Genes involved in the regulation of fatty acid and cholesterol biosynthetic pathways. Microarray data show no significant change in SREBP-1 and -2 gene expression with IGF-1 treatment (Fig. 3A). However, when cycloheximide was added in conjunction with IGF-1 (IGF-1+CHX) to block nascent protein synthesis, both genes were activated to low and comparable extents, suggesting a similar pattern of regulation via 'derepression' (Fig. 3B). This level of 'derepression' was not seen with CHX treatment alone (data not shown). Insig2, Scap, S1p and S2p, are genes associated with SREBP-mediated lipogenesis, of these only Insig2 expression is moderately (1.6-fold) up-regulated (Fig 3C).

Figure 4

Qantitative-PCR based assay for selective fatty acid, cholesterol biosynthetic pathway and regulatory genes following IGF-1 treatment. The relative abundance of mRNA as compared to untreated control samples was assayed by q-PCR and plotted on a histogram for 6 genes involved in the cholesterol biosynthetic pathway, namely for HMG CoA synthase 1 (Hmgcs1), HMG CoA reductase (Hmgcr), (Mevalonate kinase (Mk/Mvk1), Cytochrome P450 51 (Cyp51), Lanosterol synthetase (Lss), and Dehydrocholestrol reductase (7Dhcr) (Fig. 4 A–F); 2 genes involved in fatty acid biosynthesis, namely Fatty Acid synthase (Fas) and stearoyl-Coenzyme A desaturase 1 (Scd1)(Fig. 4G and 4H); and 3 regulatory genes involved in fatty acid and cholesterol biosynthesis, namely SREBP-1 and -2, and Sterol Cleavage Activator Protein (SCAP) (Fig. 4J, 4K and 4L). The beta-Actin mRNA was assayed here as a control (Fig. 4I).
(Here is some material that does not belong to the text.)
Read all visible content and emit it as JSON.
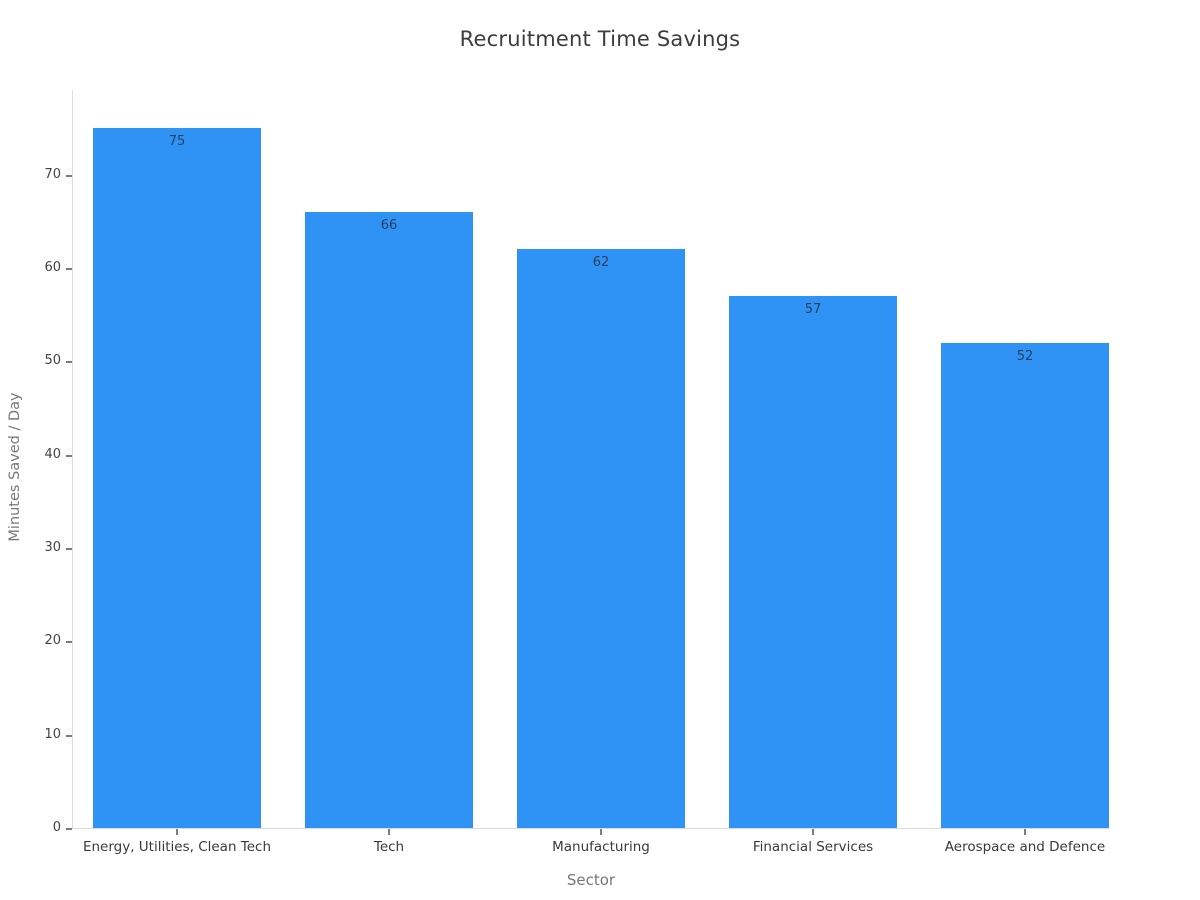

In addition, 6 other genes unrelated to the fatty acid or cholesterol pathways were assayed; namely Chac1, Klf10, Ier2, Socs3, Shh and Dusp1 (Fig. 4 M-R, respectively) and the data show that the expression profile for all of these genes is similar to patterns obtained from our microarray experiments. The pattern obtained is in general agreement with the Affymetrix GeneChip data for these genes, with the exception of SREBP-1 where no change was detected with the microarray study. The extent of induction obtained with q-PCR, however, is greater than the microarray hybridization signals, probably due to the greater dynamic range observed with PCR amplification.